Camila faz parte de um grupo maior, de cerca de 50 jovens, do grupo Terço Jovem’, ligado à paróquia Nossa Senhora Auxiliadora. Com violão e matéria-prima para as obras em mãos, eles entonam cantos de louvor e fazem da via um espaço de plena animação. Muita gente, sobretudo jovens, tomam conta da Catorze de Julho numa manifestação clara de fé e devoção, na qual a tradição se revela pela delicadeza dos mosaicos que, aos poucos, surgem sobre o asfalto.

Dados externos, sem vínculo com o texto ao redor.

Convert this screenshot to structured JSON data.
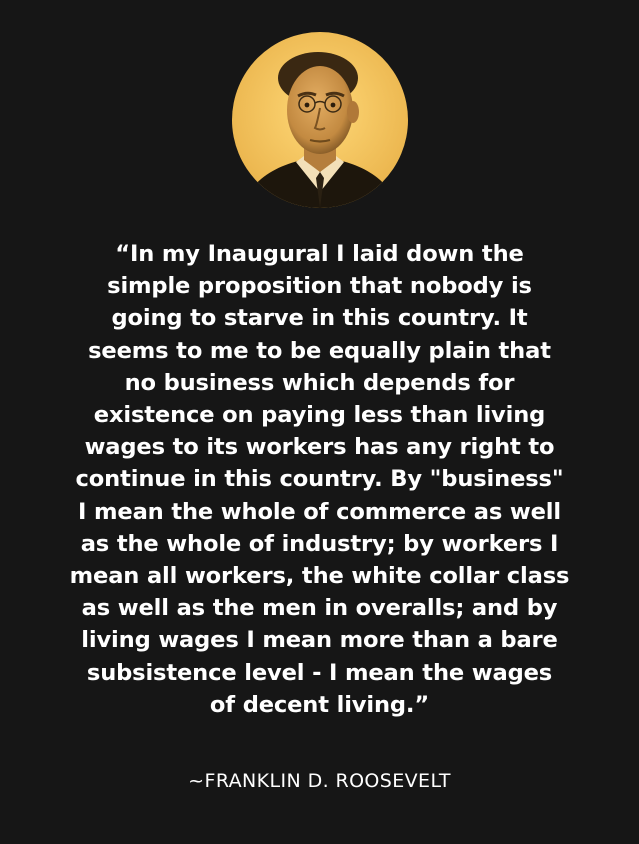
{
  "portrait": {
    "subject": "Franklin D. Roosevelt",
    "tone_colors": {
      "background": "#f2c25a",
      "background_glow": "#ffd978",
      "suit": "#1d160c",
      "skin": "#d39a4e",
      "shadow": "#6e4a1c"
    }
  },
  "quote": {
    "lines": [
      "“In my Inaugural I laid down the",
      "simple proposition that nobody is",
      "going to starve in this country. It",
      "seems to me to be equally plain that",
      "no business which depends for",
      "existence on paying less than living",
      "wages to its workers has any right to",
      "continue in this country. By \"business\"",
      "I mean the whole of commerce as well",
      "as the whole of industry; by workers I",
      "mean all workers, the white collar class",
      "as well as the men in overalls; and by",
      "living wages I mean more than a bare",
      "subsistence level - I mean the wages",
      "of decent living.”"
    ]
  },
  "attribution": {
    "text": "~FRANKLIN D. ROOSEVELT"
  },
  "colors": {
    "page_background": "#161616",
    "text": "#ffffff"
  }
}
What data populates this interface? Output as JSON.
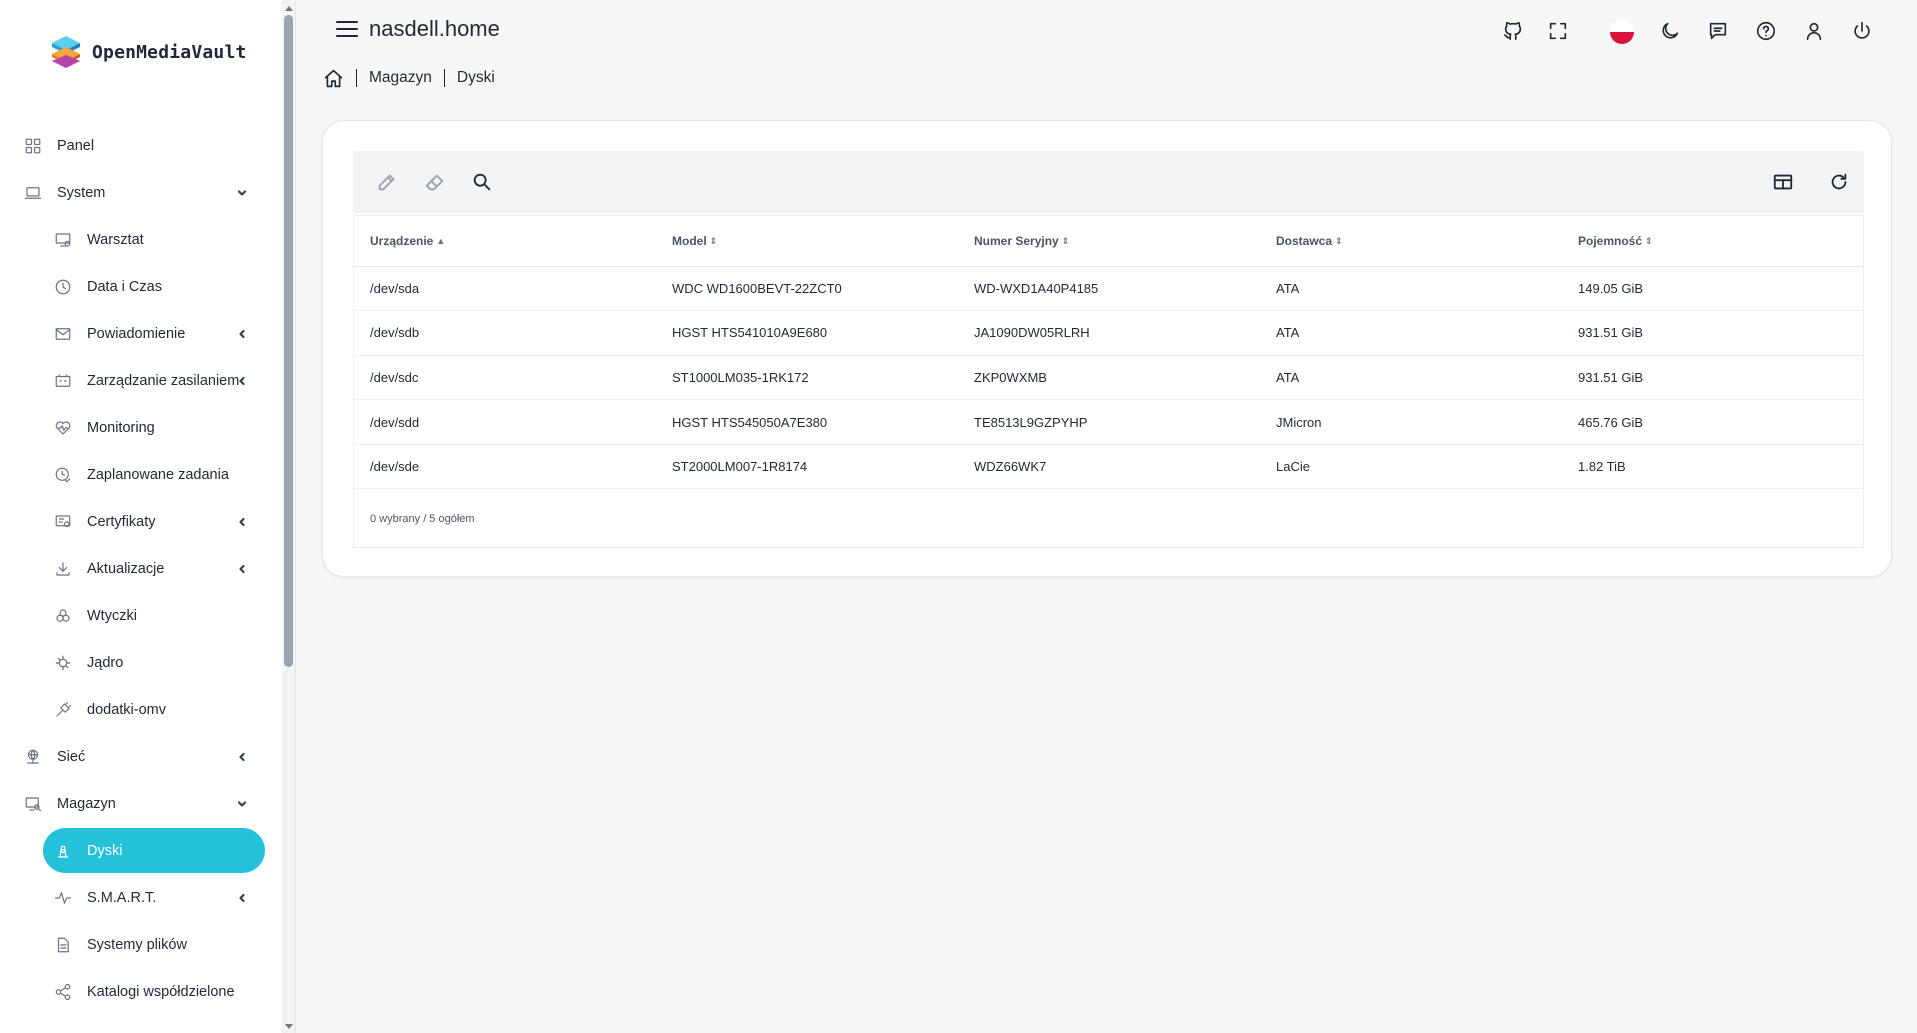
{
  "app": {
    "brand": "OpenMediaVault",
    "hostname": "nasdell.home"
  },
  "header": {
    "icons": [
      "github-icon",
      "fullscreen-icon",
      "language-flag",
      "dark-mode-icon",
      "feedback-icon",
      "help-icon",
      "user-icon",
      "power-icon"
    ]
  },
  "breadcrumb": {
    "items": [
      "Magazyn",
      "Dyski"
    ]
  },
  "sidebar": {
    "items": [
      {
        "label": "Panel",
        "icon": "dashboard-icon",
        "level": 0
      },
      {
        "label": "System",
        "icon": "laptop-icon",
        "level": 0,
        "chevron": "down"
      },
      {
        "label": "Warsztat",
        "icon": "monitor-settings-icon",
        "level": 1
      },
      {
        "label": "Data i Czas",
        "icon": "clock-icon",
        "level": 1
      },
      {
        "label": "Powiadomienie",
        "icon": "mail-icon",
        "level": 1,
        "chevron": "left"
      },
      {
        "label": "Zarządzanie zasilaniem",
        "icon": "battery-icon",
        "level": 1,
        "chevron": "left"
      },
      {
        "label": "Monitoring",
        "icon": "heart-pulse-icon",
        "level": 1
      },
      {
        "label": "Zaplanowane zadania",
        "icon": "clock-check-icon",
        "level": 1
      },
      {
        "label": "Certyfikaty",
        "icon": "certificate-icon",
        "level": 1,
        "chevron": "left"
      },
      {
        "label": "Aktualizacje",
        "icon": "download-icon",
        "level": 1,
        "chevron": "left"
      },
      {
        "label": "Wtyczki",
        "icon": "puzzle-icon",
        "level": 1
      },
      {
        "label": "Jądro",
        "icon": "kernel-icon",
        "level": 1
      },
      {
        "label": "dodatki-omv",
        "icon": "plug-icon",
        "level": 1
      },
      {
        "label": "Sieć",
        "icon": "network-icon",
        "level": 0,
        "chevron": "left"
      },
      {
        "label": "Magazyn",
        "icon": "storage-icon",
        "level": 0,
        "chevron": "down"
      },
      {
        "label": "Dyski",
        "icon": "disk-icon",
        "level": 1,
        "active": true
      },
      {
        "label": "S.M.A.R.T.",
        "icon": "pulse-icon",
        "level": 1,
        "chevron": "left"
      },
      {
        "label": "Systemy plików",
        "icon": "file-icon",
        "level": 1
      },
      {
        "label": "Katalogi współdzielone",
        "icon": "share-icon",
        "level": 1
      }
    ]
  },
  "toolbar": {
    "icons": [
      "edit-icon",
      "eraser-icon",
      "search-icon",
      "columns-icon",
      "refresh-icon"
    ]
  },
  "table": {
    "headers": [
      {
        "label": "Urządzenie",
        "sort": "▲"
      },
      {
        "label": "Model",
        "sort": "⇕"
      },
      {
        "label": "Numer Seryjny",
        "sort": "⇕"
      },
      {
        "label": "Dostawca",
        "sort": "⇕"
      },
      {
        "label": "Pojemność",
        "sort": "⇕"
      }
    ],
    "rows": [
      [
        "/dev/sda",
        "WDC WD1600BEVT-22ZCT0",
        "WD-WXD1A40P4185",
        "ATA",
        "149.05 GiB"
      ],
      [
        "/dev/sdb",
        "HGST HTS541010A9E680",
        "JA1090DW05RLRH",
        "ATA",
        "931.51 GiB"
      ],
      [
        "/dev/sdc",
        "ST1000LM035-1RK172",
        "ZKP0WXMB",
        "ATA",
        "931.51 GiB"
      ],
      [
        "/dev/sdd",
        "HGST HTS545050A7E380",
        "TE8513L9GZPYHP",
        "JMicron",
        "465.76 GiB"
      ],
      [
        "/dev/sde",
        "ST2000LM007-1R8174",
        "WDZ66WK7",
        "LaCie",
        "1.82 TiB"
      ]
    ],
    "footer": "0 wybrany / 5 ogółem"
  },
  "colors": {
    "accent": "#25c1db",
    "flag_top": "#ffffff",
    "flag_bottom": "#dc143c"
  }
}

Em 2017, o tapete terá cerca de 1,1 km de extensão, percorrendo a Rua Catorze de Julho desde a Avenida Fernando Correia da Costa até a Avenida Mato Grosso. Para a decoração, 45 paróquias da cidade se envolvem nas atividades, que requerem dedicação e planejamento. Muitos dos grupos já desenvolvem o projeto ainda nas comunidades e mesmo a execução já é testada antes da prova final. “Cada ano eles pensam num desenho baseado na vivência do grupo naquele ano. Em 2017, eles foram para o Santuário de Nossa Senhora Aparecida, tiveram essa vivência e fizeram essa peregrinação. Por isso que eles estão fazendo a imagem da santa”, explica Tamara Nicotti da Mata, de 20 anos, coordenadora do grupo Terço Jovem, que este ano trabalha com bolinhas de papel crepom.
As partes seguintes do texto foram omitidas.